Convert Shadow Length to Sun Angle on Any Post

Enter the height of any vertcal post and shadow length (using the same units) to calculate the sun’s altitude or angle in the sky from 0˚ (on the horizon) to 90˚ (overhead).

Post and Rope

Prepare a rope with tape markings at measured distances that represent every five degrees. Tie one end to a post and hold the rope along the post’s shadow. Use the tape markers to get the sun’s height in degrees.

  1. Establish a vertical post of known height in an area that will receive sun for most of the day. A volleyball pole on an open playground is a good choice.
  2. Tie a rope to the bottom of the post with a knot that is snug but still allows the rope to spin freely around the post.
  3. Enter the post height and each desired angle (e.g. 5, 10, 15, 20, 25…) into the calculator below to calculate the distances you need to mark on your rope to capture every 5˚ interval. The measurement units will be the same that you used to measure the post itself (e.g. meters, feet, inches).
  4. During the event, pull the rope taught along the shadow and read off the sun’s altitude from the markings on the rope.

Head Shadow and Compass

This technique allows you to get accurate angle readings without looking at the sun. You will need a compass with a mirror and a clinometer. It works best when the sun is higher in the sky. When the sun is too low, it is difficult to sight on the center of your head shadow.
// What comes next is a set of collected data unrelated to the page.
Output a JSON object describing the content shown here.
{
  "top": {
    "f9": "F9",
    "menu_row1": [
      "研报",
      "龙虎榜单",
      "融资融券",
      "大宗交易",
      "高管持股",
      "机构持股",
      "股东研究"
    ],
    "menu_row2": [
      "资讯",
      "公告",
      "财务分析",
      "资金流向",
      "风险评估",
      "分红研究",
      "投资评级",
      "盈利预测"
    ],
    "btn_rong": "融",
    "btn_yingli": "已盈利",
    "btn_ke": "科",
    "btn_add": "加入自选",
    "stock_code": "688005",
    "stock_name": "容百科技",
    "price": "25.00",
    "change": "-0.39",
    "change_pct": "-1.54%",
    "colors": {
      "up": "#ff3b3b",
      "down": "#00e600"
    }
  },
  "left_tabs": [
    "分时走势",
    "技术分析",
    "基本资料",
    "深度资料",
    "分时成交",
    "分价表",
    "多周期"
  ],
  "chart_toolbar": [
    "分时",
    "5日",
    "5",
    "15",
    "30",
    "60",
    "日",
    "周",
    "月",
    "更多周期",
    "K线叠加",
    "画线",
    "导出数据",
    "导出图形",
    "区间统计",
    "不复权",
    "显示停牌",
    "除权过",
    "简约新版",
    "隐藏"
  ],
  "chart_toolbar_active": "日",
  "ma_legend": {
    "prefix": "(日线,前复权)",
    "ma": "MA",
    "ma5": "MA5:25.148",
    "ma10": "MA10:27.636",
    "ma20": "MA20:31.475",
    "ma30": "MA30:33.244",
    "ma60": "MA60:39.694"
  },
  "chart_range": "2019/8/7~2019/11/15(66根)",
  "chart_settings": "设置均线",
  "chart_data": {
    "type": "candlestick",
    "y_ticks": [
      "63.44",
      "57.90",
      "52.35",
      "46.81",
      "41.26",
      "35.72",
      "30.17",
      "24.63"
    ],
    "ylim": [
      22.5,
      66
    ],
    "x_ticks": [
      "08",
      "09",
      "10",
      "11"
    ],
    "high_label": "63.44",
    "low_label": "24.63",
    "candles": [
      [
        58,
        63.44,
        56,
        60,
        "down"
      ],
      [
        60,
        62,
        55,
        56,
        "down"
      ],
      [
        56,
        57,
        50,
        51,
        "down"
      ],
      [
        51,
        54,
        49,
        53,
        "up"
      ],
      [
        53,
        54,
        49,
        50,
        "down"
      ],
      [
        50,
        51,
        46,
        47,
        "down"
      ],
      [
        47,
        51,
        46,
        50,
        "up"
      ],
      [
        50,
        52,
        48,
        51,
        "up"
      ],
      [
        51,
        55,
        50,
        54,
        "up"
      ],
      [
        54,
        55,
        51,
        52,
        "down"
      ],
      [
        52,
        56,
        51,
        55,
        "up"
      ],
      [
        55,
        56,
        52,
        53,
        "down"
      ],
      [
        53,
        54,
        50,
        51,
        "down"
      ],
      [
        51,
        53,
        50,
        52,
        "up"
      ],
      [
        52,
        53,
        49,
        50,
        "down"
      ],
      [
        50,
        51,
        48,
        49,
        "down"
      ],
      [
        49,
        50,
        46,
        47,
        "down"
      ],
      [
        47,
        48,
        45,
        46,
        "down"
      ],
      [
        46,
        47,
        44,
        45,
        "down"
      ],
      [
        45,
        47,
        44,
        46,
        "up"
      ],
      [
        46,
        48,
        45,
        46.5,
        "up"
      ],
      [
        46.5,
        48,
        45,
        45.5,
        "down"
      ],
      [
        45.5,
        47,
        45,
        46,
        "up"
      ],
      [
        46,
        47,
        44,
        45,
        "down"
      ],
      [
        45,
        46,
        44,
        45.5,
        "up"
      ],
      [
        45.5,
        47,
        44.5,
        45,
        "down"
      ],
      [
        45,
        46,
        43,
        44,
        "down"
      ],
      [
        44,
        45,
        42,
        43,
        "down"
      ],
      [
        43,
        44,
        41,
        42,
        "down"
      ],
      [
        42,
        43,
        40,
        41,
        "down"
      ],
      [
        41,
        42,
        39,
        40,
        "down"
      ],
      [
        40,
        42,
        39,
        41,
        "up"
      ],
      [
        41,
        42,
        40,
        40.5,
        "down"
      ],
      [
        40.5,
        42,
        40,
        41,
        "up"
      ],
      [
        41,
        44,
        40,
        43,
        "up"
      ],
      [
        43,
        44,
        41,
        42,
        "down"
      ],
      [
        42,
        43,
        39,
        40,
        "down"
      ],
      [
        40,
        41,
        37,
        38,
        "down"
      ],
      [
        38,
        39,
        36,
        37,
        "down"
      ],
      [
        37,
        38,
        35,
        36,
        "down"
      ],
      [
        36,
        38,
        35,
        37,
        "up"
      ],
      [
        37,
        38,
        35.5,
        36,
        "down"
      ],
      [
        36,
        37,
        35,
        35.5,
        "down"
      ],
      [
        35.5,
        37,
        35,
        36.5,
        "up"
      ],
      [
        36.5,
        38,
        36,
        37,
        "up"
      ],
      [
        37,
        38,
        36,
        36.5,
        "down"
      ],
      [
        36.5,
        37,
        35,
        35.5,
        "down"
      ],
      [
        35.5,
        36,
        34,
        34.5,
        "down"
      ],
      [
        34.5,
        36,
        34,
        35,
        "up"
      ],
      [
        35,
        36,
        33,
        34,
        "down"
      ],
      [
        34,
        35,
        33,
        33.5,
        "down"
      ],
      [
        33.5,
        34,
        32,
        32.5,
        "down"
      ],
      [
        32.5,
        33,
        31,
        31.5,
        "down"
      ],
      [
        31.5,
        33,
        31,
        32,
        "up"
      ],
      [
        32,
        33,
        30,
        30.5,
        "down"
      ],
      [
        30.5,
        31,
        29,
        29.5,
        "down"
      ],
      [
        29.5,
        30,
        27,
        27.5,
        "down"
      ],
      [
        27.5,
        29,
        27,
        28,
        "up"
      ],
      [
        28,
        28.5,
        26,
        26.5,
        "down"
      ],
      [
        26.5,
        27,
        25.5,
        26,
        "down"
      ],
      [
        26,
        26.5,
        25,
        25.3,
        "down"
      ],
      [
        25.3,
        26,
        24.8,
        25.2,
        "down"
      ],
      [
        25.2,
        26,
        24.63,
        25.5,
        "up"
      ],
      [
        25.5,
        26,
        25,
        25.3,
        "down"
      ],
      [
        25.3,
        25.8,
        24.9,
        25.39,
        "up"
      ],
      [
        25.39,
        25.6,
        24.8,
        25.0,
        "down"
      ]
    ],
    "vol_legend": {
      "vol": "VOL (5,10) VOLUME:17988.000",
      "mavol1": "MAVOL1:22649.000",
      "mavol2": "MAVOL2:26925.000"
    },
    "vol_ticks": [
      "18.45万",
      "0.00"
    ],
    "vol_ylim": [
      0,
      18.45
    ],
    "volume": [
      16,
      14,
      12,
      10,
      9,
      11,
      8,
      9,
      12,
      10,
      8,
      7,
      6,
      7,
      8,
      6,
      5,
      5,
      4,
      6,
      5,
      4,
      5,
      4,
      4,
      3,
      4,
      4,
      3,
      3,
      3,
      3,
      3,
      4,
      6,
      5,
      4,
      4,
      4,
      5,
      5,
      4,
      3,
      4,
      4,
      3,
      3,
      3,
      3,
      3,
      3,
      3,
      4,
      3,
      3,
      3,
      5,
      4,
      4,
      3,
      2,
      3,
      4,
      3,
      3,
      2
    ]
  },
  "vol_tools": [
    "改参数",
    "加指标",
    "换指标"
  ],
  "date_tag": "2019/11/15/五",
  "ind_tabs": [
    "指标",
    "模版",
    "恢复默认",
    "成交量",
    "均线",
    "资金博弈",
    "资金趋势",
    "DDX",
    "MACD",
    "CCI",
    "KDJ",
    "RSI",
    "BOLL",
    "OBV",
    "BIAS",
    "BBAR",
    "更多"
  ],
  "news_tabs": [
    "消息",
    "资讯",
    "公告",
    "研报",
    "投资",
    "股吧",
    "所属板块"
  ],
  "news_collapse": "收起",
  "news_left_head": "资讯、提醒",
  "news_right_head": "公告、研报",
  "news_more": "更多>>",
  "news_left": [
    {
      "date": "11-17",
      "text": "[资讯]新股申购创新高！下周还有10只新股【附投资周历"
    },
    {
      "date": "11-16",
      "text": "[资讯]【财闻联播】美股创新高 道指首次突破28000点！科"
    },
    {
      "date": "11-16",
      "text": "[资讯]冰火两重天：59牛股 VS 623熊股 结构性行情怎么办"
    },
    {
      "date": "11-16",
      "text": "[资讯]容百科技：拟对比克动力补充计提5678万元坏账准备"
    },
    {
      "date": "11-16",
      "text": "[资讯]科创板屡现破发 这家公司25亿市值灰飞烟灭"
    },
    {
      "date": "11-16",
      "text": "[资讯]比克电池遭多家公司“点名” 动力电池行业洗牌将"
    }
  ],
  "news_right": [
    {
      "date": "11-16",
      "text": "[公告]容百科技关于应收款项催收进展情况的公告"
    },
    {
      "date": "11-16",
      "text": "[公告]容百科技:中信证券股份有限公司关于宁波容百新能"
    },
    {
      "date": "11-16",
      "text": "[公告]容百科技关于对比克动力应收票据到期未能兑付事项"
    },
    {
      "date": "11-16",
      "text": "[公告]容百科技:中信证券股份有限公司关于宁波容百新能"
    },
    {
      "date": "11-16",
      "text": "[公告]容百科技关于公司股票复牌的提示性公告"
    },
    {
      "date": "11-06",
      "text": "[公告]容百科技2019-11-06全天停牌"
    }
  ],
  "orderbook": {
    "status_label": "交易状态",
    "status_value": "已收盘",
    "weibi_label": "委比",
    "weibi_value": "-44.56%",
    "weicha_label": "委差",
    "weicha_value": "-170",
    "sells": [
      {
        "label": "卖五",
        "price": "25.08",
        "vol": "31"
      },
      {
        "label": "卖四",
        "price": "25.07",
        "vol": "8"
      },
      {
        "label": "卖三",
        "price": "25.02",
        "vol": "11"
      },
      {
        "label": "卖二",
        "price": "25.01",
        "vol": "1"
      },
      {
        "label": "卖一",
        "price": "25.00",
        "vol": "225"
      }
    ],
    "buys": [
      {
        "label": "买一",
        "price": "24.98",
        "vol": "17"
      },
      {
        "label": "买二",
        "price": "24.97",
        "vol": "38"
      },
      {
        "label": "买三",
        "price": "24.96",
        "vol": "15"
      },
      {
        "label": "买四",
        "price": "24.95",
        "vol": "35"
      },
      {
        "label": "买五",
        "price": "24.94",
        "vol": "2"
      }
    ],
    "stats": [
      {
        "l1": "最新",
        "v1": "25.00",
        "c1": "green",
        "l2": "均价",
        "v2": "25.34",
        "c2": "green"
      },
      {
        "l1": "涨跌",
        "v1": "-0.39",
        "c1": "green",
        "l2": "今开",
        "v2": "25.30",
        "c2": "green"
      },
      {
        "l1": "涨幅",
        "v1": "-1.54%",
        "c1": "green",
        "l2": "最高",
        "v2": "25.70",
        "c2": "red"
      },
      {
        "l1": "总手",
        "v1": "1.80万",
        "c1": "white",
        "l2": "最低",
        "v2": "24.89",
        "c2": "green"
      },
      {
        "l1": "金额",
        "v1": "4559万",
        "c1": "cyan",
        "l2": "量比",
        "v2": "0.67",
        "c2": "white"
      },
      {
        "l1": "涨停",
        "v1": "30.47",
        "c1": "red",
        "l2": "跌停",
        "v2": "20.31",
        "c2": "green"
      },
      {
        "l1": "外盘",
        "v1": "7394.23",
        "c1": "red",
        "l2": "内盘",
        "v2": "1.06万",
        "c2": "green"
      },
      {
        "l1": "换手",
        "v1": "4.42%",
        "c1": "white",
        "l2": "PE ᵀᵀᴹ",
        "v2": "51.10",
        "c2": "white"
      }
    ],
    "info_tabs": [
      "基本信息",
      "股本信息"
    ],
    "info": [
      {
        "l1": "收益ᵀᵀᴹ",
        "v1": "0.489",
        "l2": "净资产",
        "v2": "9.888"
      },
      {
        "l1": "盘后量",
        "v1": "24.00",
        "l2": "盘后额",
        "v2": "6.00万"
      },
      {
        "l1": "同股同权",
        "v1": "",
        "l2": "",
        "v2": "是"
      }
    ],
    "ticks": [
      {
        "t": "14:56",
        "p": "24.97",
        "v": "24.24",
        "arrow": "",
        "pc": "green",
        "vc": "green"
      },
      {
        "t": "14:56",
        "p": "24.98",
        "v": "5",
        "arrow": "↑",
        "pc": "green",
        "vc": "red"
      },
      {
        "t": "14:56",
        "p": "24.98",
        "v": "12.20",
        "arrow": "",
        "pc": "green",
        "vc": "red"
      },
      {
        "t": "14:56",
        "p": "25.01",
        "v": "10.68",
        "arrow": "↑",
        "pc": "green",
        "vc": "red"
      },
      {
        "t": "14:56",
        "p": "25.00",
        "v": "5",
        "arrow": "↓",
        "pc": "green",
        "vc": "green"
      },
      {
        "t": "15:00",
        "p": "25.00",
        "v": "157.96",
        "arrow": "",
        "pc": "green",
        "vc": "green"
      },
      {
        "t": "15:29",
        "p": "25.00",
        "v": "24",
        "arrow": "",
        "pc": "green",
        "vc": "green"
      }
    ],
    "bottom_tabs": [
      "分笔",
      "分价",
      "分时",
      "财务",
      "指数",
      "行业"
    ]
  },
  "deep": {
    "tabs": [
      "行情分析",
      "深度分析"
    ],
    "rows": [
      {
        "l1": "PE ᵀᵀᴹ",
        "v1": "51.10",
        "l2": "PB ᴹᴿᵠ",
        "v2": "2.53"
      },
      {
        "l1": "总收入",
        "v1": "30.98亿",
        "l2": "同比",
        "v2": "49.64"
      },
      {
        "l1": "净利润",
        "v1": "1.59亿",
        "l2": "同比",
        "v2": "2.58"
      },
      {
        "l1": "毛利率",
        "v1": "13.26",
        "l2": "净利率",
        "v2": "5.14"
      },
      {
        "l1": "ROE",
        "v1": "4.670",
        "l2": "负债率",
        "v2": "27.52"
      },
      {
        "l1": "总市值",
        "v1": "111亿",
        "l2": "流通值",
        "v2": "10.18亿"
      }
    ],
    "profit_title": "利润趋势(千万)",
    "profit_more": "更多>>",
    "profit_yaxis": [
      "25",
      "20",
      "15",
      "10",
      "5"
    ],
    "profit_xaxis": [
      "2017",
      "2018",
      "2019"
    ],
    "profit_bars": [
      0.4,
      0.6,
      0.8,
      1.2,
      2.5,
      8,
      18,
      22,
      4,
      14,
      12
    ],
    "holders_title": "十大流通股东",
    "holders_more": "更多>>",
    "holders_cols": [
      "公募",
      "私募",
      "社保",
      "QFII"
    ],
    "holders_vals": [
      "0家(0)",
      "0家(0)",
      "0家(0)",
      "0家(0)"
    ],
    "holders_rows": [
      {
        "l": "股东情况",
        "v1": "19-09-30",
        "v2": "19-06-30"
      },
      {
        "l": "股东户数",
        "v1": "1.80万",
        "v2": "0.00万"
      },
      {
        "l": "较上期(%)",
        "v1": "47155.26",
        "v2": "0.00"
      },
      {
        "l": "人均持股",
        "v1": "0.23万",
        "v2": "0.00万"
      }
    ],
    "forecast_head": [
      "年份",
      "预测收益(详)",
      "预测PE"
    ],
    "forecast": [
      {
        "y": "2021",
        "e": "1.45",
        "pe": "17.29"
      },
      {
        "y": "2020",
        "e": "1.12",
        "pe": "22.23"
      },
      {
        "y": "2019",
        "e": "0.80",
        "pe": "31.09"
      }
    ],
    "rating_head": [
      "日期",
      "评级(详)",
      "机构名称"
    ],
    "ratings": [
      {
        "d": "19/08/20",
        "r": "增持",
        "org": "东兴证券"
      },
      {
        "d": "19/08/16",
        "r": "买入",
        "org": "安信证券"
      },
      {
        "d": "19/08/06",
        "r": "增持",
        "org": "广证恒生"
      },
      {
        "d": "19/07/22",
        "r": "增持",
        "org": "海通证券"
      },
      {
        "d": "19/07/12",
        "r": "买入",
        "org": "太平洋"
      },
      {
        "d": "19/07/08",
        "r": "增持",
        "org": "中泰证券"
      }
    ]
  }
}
  1. Spin the bezel so that east (E) lines up with the compass’ direction of travel arrow. E will be on the side with the mirror hinge and W will be toward the back of the compass.
  2. Optional: Attach a post-it to the back of the compass so that you can more easily read the clinometer against a light surface.
  3. Align the magnetic needle with east and west. Then rotate the compass sideways. The magnetic needle will stay in the same place, aligned with east and west and out of the way. The clinometer arrow will swing freely inside the compass and point down.
  4. Fold the mirror inward to about 45˚ so that you can read the clinometer in the mirror when you look through the sighting hole in the mirror.
  5. Aim the compass at the middle of your head’s shadow and read the clinometer in the mirror. This gives you the altitude of the sun. If you have a hard time seeing the midpoint of your head’s shadow through the aiming hole on the compass, move your head so that your shadow falls over a small, distinctive pebble or mark on the ground, then aim your compass at that target.